我试图强调IMDB数据集中的重要词汇,这最终有助于情绪分析预测。

数据集类似于:

x_train-作为字符串的评论。

Y_系列-0或1

现在,在使用手套嵌入来嵌入x列值之后,我可以将其输入神经网络。

现在我的问题是,我如何强调最重要的词概率的意义?就像Deepmoji.mit.edu?

我试过什么:

我试着把输入的句子分成两个句子,然后用1dcn来训练它。稍后,当我们想找到x_检验的重要词时,我们只需将x_检验拆分成两个大公数,并找出它们的概率。它起作用,但不准确。
我尝试使用预先构建的分级关注网络并成功了。我得到了我想要的,但我不能从代码中找出每一行和每一个概念,对我来说就像一个黑匣子。

我知道神经网络是如何工作的,我可以用numpy和手工从头开始的反向传播对其进行编码。我对LSTM的工作原理以及忘记、更新和输出门实际输出有详细的了解。但是我仍然不知道如何提取注意力权重以及如何将数据作为一个三维数组(我们的二维数据中的时间步长是什么?)

所以,欢迎任何形式的指导

这里有一个关注的版本(不是层次结构),但您应该能够了解如何使它也与层次结构一起工作-如果不是,我也可以提供帮助。
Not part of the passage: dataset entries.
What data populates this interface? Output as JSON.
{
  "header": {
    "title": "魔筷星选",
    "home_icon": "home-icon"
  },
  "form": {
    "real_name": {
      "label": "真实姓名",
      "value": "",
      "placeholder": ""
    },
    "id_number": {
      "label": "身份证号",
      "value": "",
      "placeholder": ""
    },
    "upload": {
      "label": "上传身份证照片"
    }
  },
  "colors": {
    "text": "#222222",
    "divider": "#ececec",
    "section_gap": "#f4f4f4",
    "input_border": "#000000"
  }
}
诀窍是定义2个模型,并使用1作为训练(模型)和另一个模型来提取注意力值(带注意力输出的模型):

# Tensorflow 1.9; Keras 2.2.0 (latest versions)
# should be backwards compatible upto Keras 2.0.9 and tf 1.5
from keras.models import Model
from keras.layers import *
import numpy as np

dictionary_size=1000

def create_models():
  #Get a sequence of indexes of words as input:
  # Keras supports dynamic input lengths if you provide (None,) as the 
  #  input shape
  inp = Input((None,))
  #Embed words into vectors of size 10 each:
  # Output shape is (None,10)
  embs = Embedding(dictionary_size, 10)(inp)
  # Run LSTM on these vectors and return output on each timestep
  # Output shape is (None,5)
  lstm = LSTM(5, return_sequences=True)(embs)
  ##Attention Block
  #Transform each timestep into 1 value (attention_value) 
  # Output shape is (None,1)
  attention = TimeDistributed(Dense(1))(lstm)
  #By running softmax on axis 1 we force attention_values
  # to sum up to 1. We are effectively assigning a "weight" to each timestep
  # Output shape is still (None,1) but each value changes
  attention_vals = Softmax(axis=1)(attention)
  # Multiply the encoded timestep by the respective weight
  # I.e. we are scaling each timestep based on its weight
  # Output shape is (None,5): (None,5)*(None,1)=(None,5)
  scaled_vecs = Multiply()([lstm,attention_vals])
  # Sum up all scaled timesteps into 1 vector 
  # i.e. obtain a weighted sum of timesteps
  # Output shape is (5,) : Observe the time dimension got collapsed
  context_vector = Lambda(lambda x: K.sum(x,axis=1))(scaled_vecs)
  ##Attention Block over
  # Get the output out
  out = Dense(1,activation='sigmoid')(context_vector)

  model = Model(inp, out)
  model_with_attention_output = Model(inp, [out, attention_vals])
  model.compile(optimizer='adam',loss='binary_crossentropy')
  return model, model_with_attention_output

model,model_with_attention_output = create_models()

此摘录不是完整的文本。